Au cours des dernières tensions dans la sous-région, la diplomatie togolaise à elle seule a réussi là où la CEDEAO a presque échoué : la libération des soldats ivoiriens au Mali et la médiation dans la transition nigérienne. Alors que l’idée d’une intervention militaire avait enterré tout espoir de dialogue entre putschistes et les partisans d’un retour à l’ordre constitutionnel.

CEDEAO : Vers une renaissance ou un déclin inexorable ?
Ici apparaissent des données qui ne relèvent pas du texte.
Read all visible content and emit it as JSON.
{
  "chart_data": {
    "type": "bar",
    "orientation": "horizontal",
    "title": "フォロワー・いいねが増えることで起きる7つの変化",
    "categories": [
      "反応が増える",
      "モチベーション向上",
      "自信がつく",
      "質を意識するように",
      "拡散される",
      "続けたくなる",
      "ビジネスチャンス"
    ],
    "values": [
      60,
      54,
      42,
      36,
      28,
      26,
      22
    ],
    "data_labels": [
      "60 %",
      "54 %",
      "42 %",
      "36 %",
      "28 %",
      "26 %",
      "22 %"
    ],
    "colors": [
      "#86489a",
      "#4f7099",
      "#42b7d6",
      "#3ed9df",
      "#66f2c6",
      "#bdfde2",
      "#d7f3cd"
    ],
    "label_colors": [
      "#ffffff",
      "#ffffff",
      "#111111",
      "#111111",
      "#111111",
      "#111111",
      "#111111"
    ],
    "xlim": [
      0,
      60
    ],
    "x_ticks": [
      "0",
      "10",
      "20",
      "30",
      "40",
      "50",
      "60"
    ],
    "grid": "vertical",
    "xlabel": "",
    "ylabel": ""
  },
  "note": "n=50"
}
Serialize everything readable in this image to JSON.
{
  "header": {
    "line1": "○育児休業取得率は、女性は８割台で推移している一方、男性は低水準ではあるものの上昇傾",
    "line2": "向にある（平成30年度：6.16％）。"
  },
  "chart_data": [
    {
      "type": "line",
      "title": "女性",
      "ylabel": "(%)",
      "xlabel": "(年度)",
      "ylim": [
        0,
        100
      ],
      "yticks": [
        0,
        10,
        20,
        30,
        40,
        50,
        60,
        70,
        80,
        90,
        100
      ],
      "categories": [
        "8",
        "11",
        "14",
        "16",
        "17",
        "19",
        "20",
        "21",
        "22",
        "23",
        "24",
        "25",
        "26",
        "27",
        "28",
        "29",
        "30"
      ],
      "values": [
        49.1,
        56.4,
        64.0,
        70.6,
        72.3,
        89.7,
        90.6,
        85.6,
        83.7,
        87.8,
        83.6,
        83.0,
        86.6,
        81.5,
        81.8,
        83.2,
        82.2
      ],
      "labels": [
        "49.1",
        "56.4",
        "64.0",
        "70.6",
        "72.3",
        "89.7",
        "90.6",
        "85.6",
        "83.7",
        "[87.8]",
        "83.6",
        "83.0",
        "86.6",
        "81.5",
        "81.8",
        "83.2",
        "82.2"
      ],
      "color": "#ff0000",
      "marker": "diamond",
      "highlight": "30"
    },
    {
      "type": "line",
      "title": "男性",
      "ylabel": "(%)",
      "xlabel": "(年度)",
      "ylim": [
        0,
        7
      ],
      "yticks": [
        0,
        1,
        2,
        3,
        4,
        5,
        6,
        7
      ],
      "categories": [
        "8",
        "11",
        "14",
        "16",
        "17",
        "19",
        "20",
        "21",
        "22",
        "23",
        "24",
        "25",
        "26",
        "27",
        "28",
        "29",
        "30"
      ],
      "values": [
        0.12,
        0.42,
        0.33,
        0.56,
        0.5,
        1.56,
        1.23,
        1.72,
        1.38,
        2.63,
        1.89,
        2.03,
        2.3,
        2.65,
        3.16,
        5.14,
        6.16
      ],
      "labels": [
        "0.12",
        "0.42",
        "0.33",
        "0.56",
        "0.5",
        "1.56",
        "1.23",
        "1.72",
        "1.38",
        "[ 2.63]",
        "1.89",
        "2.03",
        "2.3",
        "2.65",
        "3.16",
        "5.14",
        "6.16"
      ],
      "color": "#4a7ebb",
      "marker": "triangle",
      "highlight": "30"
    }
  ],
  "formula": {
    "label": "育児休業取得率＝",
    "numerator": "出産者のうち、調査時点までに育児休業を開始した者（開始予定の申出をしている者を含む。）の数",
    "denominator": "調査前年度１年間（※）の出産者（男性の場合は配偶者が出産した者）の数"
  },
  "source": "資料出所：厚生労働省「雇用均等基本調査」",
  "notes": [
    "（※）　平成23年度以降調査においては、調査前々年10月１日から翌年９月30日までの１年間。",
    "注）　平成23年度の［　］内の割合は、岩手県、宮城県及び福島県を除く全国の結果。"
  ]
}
Dans cette nouvelle crise, les autorités de la sous-région semblent adopter une posture plus claire et plus ferme, si l’on s’en tient aux deux communiqués de l’institution. Tout au début de cette ‘’pseudo crise institutionnelle’’, l’organisation sous-régionale avait opté pour un réaménagement du calendrier électoral, comme l’avait voulu le président Sall et BBY et Wallu.

Mais 72 heures après, elle a changé de ton, exigeant du Sénégal, réputé comme un des bons élèves de l'organisation, à rétablir "de toute urgence" le calendrier électoral.

Un coup de pression auquel se sont greffées d’autres injonctions de l’Union européenne et du département d’État américain. Cet alignement de ces grandes puissances devrait élargir la marge de manœuvre de la CEDEAO pour trouver une issue entre les parties prenantes.

Si la médiation diplomatique de Dakar réussit, la CEDEAO enverra sans doute des signaux positifs pour attaquer les autres dossiers brûlants, à savoir la réintégration des États membres de l’Alliance du Sahel et la libération du président nigérien destitué Mouhamed Bazoum.  

Pour l’instant, au Sénégal, une volonté de décrispation de l’atmosphère est en cours. Après la restitution de la licence de la télévision Walfadjri, une loi d'amnistie générale serait envisagée pour libérer tous les ‘’détenus politiques’’. La mesure devrait également concerner des faits plus anciens, notamment ceux liés aux condamnations de Karim Wade et Khalifa Sall. Ces nouveaux actes posés constituent les premiers jalons pour aller vers un dialogue inclusif.

Reste à savoir si les autres acteurs vont répondre à cette main tendue et que le chiffon rouge d’une prise de pouvoir des hommes en kaki agité par le président Macky Sall n’aura pas d’effet.